Only two more days until J and I meet. I don’t know that last night’s phone conversation made anything easier. I’m still on pins and needles, incredibly nervous about what Saturday will bring.
No less than three times in the last week, I have tried to talk to W about our marital problems. While I have not mentioned J or my plans for this Saturday, I have talked in general terms about how if someone showed interest I would have difficulty saying no due to the lack of intimacy in our marriage. While actual intercourse is physically impossible, nothing physical prevents us from kissing, touching, cuddling. Each time W’s answer has been that he will be more affectionate with me. However, very little changes. He still comes to bed and rolls over away from me although last night he did kiss me twice before rolling over. When I rub his back for him he thanks me but doesn’t reciprocate. If only he’d throw me some sort of lifeline here (sorry, two kisses in one week isn’t much of a lifeline), it might be easier to not want J so badly.

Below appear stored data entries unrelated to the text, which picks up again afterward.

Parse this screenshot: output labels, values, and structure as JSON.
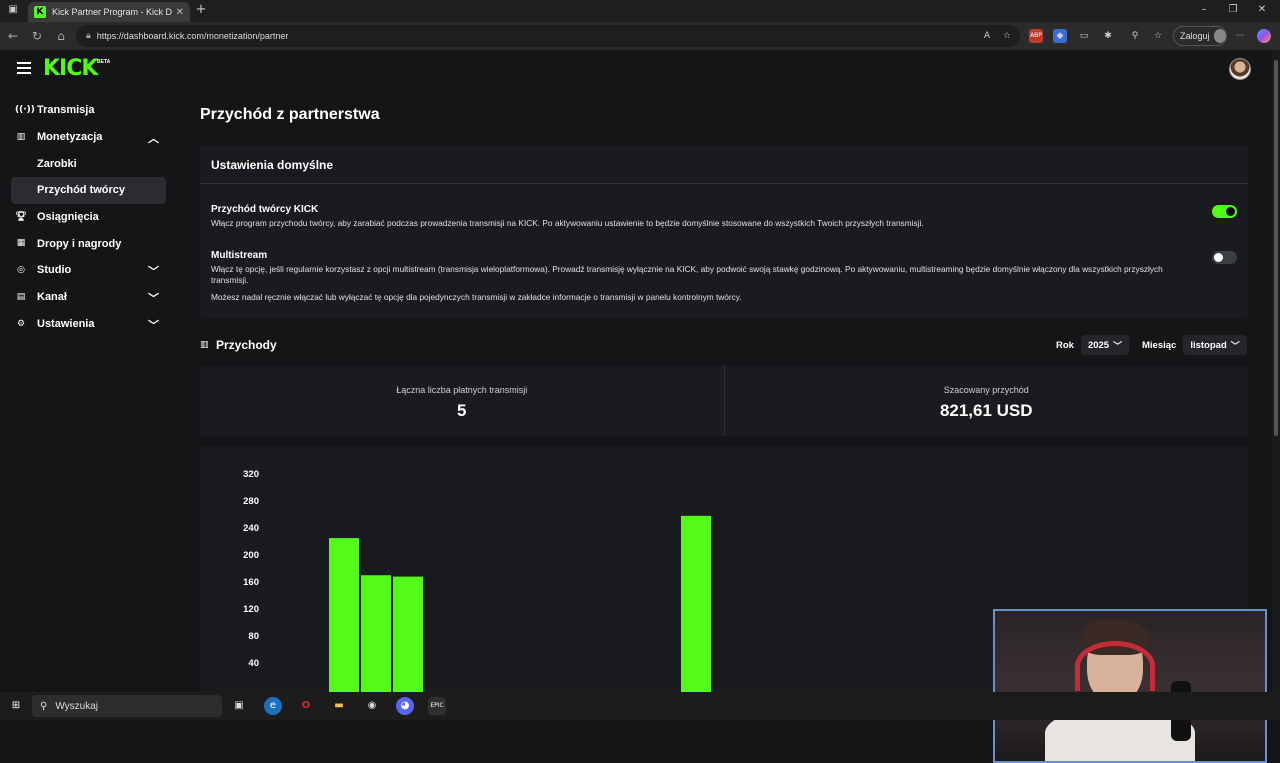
{
  "browser": {
    "tab_title": "Kick Partner Program - Kick Dash",
    "url": "https://dashboard.kick.com/monetization/partner",
    "login_label": "Zaloguj"
  },
  "app": {
    "logo": "KICK",
    "beta": "BETA"
  },
  "sidebar": {
    "items": [
      {
        "label": "Transmisja",
        "icon": "broadcast-icon"
      },
      {
        "label": "Monetyzacja",
        "icon": "chart-icon",
        "expanded": true
      },
      {
        "label": "Osiągnięcia",
        "icon": "trophy-icon"
      },
      {
        "label": "Dropy i nagrody",
        "icon": "gift-icon"
      },
      {
        "label": "Studio",
        "icon": "studio-icon"
      },
      {
        "label": "Kanał",
        "icon": "channel-icon"
      },
      {
        "label": "Ustawienia",
        "icon": "gear-icon"
      }
    ],
    "sub_items": [
      {
        "label": "Zarobki"
      },
      {
        "label": "Przychód twórcy",
        "active": true
      }
    ]
  },
  "main": {
    "title": "Przychód z partnerstwa",
    "settings_card": {
      "header": "Ustawienia domyślne",
      "creator_revenue": {
        "title": "Przychód twórcy KICK",
        "desc": "Włącz program przychodu twórcy, aby zarabiać podczas prowadzenia transmisji na KICK. Po aktywowaniu ustawienie to będzie domyślnie stosowane do wszystkich Twoich przyszłych transmisji.",
        "enabled": true
      },
      "multistream": {
        "title": "Multistream",
        "desc": "Włącz tę opcję, jeśli regularnie korzystasz z opcji multistream (transmisja wieloplatformowa). Prowadź transmisję wyłącznie na KICK, aby podwoić swoją stawkę godzinową. Po aktywowaniu, multistreaming będzie domyślnie włączony dla wszystkich przyszłych transmisji.",
        "note": "Możesz nadal ręcznie włączać lub wyłączać tę opcję dla pojedynczych transmisji w zakładce informacje o transmisji w panelu kontrolnym twórcy.",
        "enabled": false
      }
    },
    "revenue": {
      "title": "Przychody",
      "year_label": "Rok",
      "year_value": "2025",
      "month_label": "Miesiąc",
      "month_value": "listopad",
      "total_streams_label": "Łączna liczba płatnych transmisji",
      "total_streams_value": "5",
      "estimated_label": "Szacowany przychód",
      "estimated_value": "821,61 USD"
    }
  },
  "chart_data": {
    "type": "bar",
    "y_ticks": [
      "40",
      "80",
      "120",
      "160",
      "200",
      "240",
      "280",
      "320"
    ],
    "ylim": [
      0,
      320
    ],
    "values": [
      225,
      170,
      168,
      0,
      0,
      0,
      0,
      0,
      0,
      0,
      0,
      258
    ],
    "bar_color": "#53fc18"
  },
  "taskbar": {
    "search_placeholder": "Wyszukaj"
  },
  "colors": {
    "accent": "#53fc18",
    "background": "#141517",
    "card": "#191b1e"
  }
}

In one of our conversations, I told him that I would feel really guilty if I gave in to temptation with another man, that I know it would hurt him. He said that no, he would understand. I could see though that there was hurt in his eyes just from talking about it and said as much to him. He didn’t argue. How can I even consider hurting this man with whom I have spent the last 20 years? Then again, why can't he see how much he is hurting me through his coldness towards me?